La mujer sonrió. Myron se esperaba una dentadura catastrófica, pero la mujer tenía una boca perfecta, con unos dientes que hasta eran blancos. Le echó unos cincuenta años, pero quizá fueran algunos menos. Era grande y corpulenta, y estaba algo desaliñada, bien entrada en carnes, pero de algún modo aquella sonrisa lo arreglaba todo.
—Eres estadounidense —dijo.
—Sí.
—Tengo muchos clientes estadounidenses.
—No parece que tengas mucha competencia.
—Ya no, es cierto. Hoy en día las jovencitas ya no hacen la calle. Lo hacen todo por ordenador, o con alguna app.
—Pero tú no.
—No, no me va, ¿sabes lo que quiero decir? Es de lo más frío: todo el mundo en Tinder u Ohlala o donde sea... Es una pena. ¿Qué ha sido del contacto humano? ¿Qué ha sido del toque personal?
—Ya —respondió Myron, no muy seguro de qué añadir.

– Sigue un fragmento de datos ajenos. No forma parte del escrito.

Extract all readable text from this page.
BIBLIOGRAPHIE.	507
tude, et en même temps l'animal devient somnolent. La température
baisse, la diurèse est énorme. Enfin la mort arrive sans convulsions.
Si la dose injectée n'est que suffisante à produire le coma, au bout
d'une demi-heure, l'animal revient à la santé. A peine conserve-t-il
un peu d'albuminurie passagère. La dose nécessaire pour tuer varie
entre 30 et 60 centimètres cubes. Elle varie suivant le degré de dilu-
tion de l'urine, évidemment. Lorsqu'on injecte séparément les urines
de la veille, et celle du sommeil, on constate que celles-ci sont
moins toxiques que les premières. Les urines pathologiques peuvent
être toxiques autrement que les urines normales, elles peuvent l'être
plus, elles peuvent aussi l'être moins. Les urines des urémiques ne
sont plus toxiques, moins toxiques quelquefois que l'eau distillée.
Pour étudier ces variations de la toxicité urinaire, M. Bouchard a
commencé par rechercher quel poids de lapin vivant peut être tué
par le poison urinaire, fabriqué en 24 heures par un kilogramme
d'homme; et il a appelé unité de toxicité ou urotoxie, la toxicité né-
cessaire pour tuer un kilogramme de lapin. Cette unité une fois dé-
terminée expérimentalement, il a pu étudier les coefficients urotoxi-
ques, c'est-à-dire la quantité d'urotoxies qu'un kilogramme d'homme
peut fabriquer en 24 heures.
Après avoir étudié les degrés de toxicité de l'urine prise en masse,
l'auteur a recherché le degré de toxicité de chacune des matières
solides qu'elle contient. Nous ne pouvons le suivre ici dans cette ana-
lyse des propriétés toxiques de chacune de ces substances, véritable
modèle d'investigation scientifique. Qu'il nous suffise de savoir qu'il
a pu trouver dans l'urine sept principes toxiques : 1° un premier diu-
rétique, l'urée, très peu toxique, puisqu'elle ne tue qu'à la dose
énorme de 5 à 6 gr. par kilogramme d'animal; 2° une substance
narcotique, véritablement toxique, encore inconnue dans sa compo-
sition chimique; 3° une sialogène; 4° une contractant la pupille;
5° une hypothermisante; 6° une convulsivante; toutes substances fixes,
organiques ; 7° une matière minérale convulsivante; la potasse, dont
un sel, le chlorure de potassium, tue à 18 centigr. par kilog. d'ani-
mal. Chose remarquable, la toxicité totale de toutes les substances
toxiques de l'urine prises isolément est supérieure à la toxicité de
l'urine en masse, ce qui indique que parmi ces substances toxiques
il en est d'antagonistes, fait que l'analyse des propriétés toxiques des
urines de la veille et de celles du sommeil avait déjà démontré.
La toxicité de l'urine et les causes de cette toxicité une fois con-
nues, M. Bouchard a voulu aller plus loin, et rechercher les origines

—A mí me gusta la calle. Así que mi modelo de negocio es básicamente el estilo clásico, ¿sabes lo que digo? Yo apelo a la... ¿Cómo se dice? —Se quedó pensando un instante y luego chasqueó los dedos—. ¡Nostalgia! Sí, ¿no? O sea, la gente está de vacaciones. Visitan King’s Cross para ver putas, no para jugar con el iPhone, ¿sabes lo que digo?
—Ajá.
—Quieren la experiencia completa. Esta calle, esta ropa, mi forma de actuar, lo que digo... Es lo que llaman cubrir un nicho de mercado.
—Siempre está bien cubrir una necesidad.
—Yo antes hacía porno.
Se quedó esperando.
—Oh, probablemente no me reconozcas. Solo hice tres películas, cuando... Bueno, no te cuento más. Una no puede contar todos sus secretos. Mi papel más famoso fue el de criada en una escena con aquel italiano famoso, Rocky o Rocco Nosequé. Pero durante años fui una estimuladora de primera. Sabes lo que es eso, ¿no? Estimuladora.
—Creo que sí lo sé.
—Lo cierto es que a la mayoría de los tipos, con las cámaras, las luces y toda esa gente mirando, bueno, no les resultaba fácil mantenerla... bueno, dura. Así que para eso estábamos las estimuladoras. Fuera de plano. Oh, era un trabajo estupendo. Lo hice durante años. Conocía todos los trucos, te lo aseguro.
—No me cabe la menor duda.
—Pero entonces llegó la Viagra y, bueno, una píldora costaba mucho menos que una chica. En realidad es una pena. Las estimuladoras somos una raza extinguida. Como los dinosaurios o las cintas VHS. Así que aquí estoy otra vez, haciendo la calle. Aunque no es que me queje, ¿eh? ¿Verdad que me entiendes?
—Perfectamente.
—Y hablando de todo un poco, el reloj hace tictac.
—No te preocupes.
—Algunas chicas venden su cuerpo. Yo no. Yo vendo mi tiempo. Como un asesor o un abogado. Lo que hagas tú con ese tiempo (y, tal como te digo, ya ha empezado a correr) es cosa tuya. Así que... ¿Qué es lo que buscas, guapo?
—Hum... A un joven —dijo Myron, y la sonrisa de ella desapareció.
—Venga ya.
—Es un adolescente.
—Naaa —respondió ella, dando un manotazo al aire—. Tú no eres un asaltacunas.
—¿Un qué?
—Un asaltacunas. Un pedófilo. No vas a decirme que eres un pedófilo, ¿no?
—Oh, no. Qué va. Solo lo estoy buscando. No quiero hacerle ningún daño.
Ella apoyó las manos en las caderas y se lo quedó mirando un buen rato.
—¿Por qué te creo?
Myron le mostró su sonrisa más seductora.
—Por mi sonrisa.
—No, pero tienes un rostro que inspira confianza. Esa sonrisa es de lo más siniestra.
—Se suponía que tenía que ser irresistible.
—No lo es.
—Solo intento ayudarlo —dijo Myron—. Corre un gran peligro.
—¿Y qué te hace pensar que te puedo ayudar?
—Estuvo aquí ayer. Trabajando.
—Ah.
—¿Qué?
—Ayer.
—Sí.
—¿Así que fuiste tu quien mató a esos patanes bocazas?
—No.
—Qué lástima —dijo ella—. Te habría regalado un servicio gratis.
—Ese chico corre un gran peligro.
—Ya me lo has dicho.
La mujer dudó un momento. Myron sacó la cartera, pero ella le hizo un gesto para que la guardara.
—No quiero tu dinero. O sea, sí que lo quiero. Pero no por eso.
Parecía confusa.
Myron se llevó un dedo a la cara.
—El rostro que inspira confianza, ¿recuerdas?
—Ninguno de los chicos volverá por aquí en un buen tiempo, con tanto poli por todas partes. Irán a su otro lugar de trabajo.
—¿Y eso dónde es?
—Hampstead Heath. Suelen ponerse por el extremo oeste de Merton Lane.